Opinions vary wildly about how easy it is to be vegan in South -Korea. Korean cuisine is often meat-based. Having a meal with colleagues or friends might turn out to be a problem when your company is not aware that you are vegan.
In general, Korean restaurants might offer some, but not a huge variety of vegan foods since they tend to specialize in certain types of dishes making it hard to find suitable vegan options. So, if you are looking to eat vegan in a local mainstream restaurant, make sure to choose carefully a restaurant where some vegan options will be available. Best to inform your friends or colleagues about your dietary requirements in advance. Koreans respect the food preferences of foreigners and like to make sure they can eat the food offered. So express your needs both for you and for them so they don’t feel that they have disappointed you.

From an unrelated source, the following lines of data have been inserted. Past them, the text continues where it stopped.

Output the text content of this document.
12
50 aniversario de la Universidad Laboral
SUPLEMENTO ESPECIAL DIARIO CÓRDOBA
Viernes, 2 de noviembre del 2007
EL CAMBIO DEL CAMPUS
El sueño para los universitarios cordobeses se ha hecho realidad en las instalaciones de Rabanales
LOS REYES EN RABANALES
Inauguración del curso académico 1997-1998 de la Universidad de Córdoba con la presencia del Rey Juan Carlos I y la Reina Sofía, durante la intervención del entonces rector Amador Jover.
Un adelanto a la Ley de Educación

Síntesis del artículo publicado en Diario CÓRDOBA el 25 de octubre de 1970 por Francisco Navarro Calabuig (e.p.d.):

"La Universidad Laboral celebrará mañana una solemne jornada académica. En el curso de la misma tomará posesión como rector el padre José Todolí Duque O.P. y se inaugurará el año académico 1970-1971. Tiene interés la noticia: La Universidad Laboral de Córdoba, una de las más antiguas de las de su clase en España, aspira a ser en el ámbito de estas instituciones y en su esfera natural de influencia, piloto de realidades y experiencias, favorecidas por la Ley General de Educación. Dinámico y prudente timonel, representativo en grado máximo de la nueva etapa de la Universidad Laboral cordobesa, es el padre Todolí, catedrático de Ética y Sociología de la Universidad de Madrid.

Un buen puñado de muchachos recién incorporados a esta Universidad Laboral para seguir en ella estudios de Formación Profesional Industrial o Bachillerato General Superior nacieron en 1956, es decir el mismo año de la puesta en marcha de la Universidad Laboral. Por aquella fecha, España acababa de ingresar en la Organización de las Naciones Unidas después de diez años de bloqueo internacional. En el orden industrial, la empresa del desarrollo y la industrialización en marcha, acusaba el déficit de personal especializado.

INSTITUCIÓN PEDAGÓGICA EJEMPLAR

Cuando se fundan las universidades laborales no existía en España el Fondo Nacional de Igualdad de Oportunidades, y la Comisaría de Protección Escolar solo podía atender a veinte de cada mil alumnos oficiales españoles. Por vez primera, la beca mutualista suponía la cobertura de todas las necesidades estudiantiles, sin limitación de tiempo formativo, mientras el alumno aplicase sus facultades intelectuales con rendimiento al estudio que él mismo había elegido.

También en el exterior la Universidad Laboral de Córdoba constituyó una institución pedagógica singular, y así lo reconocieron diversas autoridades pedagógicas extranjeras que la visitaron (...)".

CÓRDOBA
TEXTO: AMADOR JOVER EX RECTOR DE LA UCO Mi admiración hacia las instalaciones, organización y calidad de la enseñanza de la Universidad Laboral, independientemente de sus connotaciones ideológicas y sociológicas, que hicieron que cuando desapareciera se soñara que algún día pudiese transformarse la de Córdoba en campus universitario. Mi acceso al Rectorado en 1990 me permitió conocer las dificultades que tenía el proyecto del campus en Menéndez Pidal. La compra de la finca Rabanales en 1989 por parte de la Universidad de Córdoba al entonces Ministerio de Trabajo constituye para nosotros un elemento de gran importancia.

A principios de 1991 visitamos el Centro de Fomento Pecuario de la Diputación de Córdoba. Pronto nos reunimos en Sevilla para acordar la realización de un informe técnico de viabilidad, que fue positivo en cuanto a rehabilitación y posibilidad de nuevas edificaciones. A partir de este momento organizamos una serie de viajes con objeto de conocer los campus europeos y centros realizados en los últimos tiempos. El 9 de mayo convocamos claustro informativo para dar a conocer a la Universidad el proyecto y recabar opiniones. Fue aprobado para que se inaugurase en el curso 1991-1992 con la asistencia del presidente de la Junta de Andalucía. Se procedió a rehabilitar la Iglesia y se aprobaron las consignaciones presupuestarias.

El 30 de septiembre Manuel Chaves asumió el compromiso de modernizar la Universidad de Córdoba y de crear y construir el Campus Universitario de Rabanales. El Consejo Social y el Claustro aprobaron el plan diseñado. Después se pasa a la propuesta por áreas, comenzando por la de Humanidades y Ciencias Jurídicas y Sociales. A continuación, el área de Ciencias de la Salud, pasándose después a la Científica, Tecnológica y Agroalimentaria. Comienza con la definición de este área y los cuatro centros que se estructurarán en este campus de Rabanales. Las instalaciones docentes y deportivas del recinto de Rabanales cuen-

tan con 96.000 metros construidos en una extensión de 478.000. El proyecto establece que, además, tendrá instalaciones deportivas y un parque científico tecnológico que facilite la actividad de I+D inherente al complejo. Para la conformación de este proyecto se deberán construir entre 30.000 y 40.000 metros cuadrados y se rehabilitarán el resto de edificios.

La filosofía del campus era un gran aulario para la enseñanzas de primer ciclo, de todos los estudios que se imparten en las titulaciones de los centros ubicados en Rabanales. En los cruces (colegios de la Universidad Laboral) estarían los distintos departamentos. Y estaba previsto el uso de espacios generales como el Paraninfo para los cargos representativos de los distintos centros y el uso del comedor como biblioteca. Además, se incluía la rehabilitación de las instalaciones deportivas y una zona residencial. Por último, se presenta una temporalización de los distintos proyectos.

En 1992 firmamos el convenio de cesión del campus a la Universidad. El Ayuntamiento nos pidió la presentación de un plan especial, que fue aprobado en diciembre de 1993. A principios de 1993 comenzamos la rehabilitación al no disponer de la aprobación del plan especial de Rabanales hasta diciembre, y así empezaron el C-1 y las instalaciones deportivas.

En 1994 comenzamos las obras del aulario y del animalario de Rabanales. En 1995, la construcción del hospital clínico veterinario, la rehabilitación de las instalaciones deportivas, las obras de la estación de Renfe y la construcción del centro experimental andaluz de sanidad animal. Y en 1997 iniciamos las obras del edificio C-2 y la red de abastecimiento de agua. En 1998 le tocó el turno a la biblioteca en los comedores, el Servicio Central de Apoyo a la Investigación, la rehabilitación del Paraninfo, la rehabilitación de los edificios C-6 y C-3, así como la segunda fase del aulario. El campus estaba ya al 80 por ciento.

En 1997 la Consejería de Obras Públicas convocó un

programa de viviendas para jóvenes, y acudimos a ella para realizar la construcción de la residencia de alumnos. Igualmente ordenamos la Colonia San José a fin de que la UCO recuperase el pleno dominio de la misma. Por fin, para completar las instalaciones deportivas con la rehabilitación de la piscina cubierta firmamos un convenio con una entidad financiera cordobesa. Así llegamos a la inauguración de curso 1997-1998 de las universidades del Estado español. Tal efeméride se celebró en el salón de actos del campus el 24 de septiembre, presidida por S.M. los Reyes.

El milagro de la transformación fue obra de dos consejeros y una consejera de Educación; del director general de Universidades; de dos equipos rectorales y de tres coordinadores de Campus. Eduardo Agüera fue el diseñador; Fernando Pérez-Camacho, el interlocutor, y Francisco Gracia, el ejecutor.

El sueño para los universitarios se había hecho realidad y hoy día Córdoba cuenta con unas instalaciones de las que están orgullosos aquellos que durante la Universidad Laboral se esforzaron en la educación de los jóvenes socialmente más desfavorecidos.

Assume that all soups, even vegetarian-labeled ones use meat in their broths. Kimchi, the national pickle dish will have fish sauce in it and that noodle dishes might be strewn with meat flakes or seafood. Even tofu dishes can be served with meat or fish. Surprise!
How to avoid it? Choose rice and cooked vegetables and pile up on the side dishes like the root salads, pickled cucumber, steamed greens in sesame sauce and other delicacies called banchan (the mezze-like side salads of Korea). Asking your waiter may be tricky since not many Koreans over 40 will speak English. Use our VEGAN WORDS page to make sure you are understood.
As in many other countries in Asia, the Buddhist temples’ food is vegan and exquisite. This is where you want to go to experience real Korean vegan food, as opposed to the fusion cuisine you can find in larger cities’ vegan restaurants. Eateries in the neighborhood of a temple are often vegan to suit the disciples visiting the temples.